Are All Agents Created Equal?
We wondered if the pay-per-action model might bring in an extra dimension to the concept of what makes one agent better than another.
Hypothetically speaking, is it the case that one good agent could solve a certain problem in just one action, whereas another bad agent might take several steps to achieve the same result?
If so, this would mean that people might want to minimize costs and – either explicitly or implicitly – train their agents to take as few actions as possible to solve any given problem, meaning results might suffer when a several-action approach would have been needed.
Craig told us he did not like the phrase “good agents” or “bad agents”, adding: “Our customers can define exactly how an agent works and what they do. It’s up to our customer to say, ‘Do I want this agent to do one action or do I want this agent to do four actions’, for a variety of different reasons.
“They have that control. So they can build their agents however they want, and that will define how the actions are burned down.”
Final Thoughts
Salesforce were eager to stress one concept loud and clear to potential Agentforce customers: control.
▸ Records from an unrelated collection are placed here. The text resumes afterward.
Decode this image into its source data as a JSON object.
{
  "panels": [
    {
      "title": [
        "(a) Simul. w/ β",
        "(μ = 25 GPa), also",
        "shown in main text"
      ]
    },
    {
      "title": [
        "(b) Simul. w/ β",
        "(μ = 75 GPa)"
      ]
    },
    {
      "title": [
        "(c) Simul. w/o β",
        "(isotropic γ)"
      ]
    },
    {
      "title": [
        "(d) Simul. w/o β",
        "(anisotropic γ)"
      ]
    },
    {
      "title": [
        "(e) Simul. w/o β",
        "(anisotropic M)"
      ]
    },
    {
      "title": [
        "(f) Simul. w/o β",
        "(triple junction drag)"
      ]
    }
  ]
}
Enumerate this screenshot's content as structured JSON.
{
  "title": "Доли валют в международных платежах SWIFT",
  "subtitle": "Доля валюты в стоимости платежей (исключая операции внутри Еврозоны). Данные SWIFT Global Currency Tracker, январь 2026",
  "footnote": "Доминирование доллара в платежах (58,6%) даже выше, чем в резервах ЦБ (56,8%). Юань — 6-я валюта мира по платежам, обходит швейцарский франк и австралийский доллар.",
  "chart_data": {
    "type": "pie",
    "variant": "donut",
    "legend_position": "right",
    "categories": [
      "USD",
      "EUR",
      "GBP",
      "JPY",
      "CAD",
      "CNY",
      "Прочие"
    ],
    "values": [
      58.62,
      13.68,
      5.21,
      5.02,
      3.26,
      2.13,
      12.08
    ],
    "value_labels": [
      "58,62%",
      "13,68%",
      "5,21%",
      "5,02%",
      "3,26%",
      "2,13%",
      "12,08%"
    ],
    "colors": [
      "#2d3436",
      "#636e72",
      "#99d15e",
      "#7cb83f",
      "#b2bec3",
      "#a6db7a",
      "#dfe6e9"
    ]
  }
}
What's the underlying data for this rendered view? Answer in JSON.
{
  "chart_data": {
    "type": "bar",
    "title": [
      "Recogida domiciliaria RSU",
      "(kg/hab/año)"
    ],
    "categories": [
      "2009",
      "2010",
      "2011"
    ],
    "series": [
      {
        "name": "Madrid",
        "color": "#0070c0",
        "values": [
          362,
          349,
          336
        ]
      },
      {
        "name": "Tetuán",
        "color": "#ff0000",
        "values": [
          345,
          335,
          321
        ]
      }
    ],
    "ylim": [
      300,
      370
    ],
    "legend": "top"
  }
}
From what the agent does, to how much you are spending, and even how Salesforce tackles their own roadmap for Agentforce, Craig stressed that they are listening to their customers, giving them what they ask for, and letting them decide how exactly their agents operate.
While the ecosystem is great at providing some snappy criticisms of the CRM giant – the 1990s cell phone comment was particularly funny, I thought – it is also good at giving credit where it is due.
The Mothership is an enormous entity, so change can sometimes be slow and conservative by dint of this, but this move, if nothing else, seems to be a step in the right direction towards addressing some community concerns around Agentforce pricing.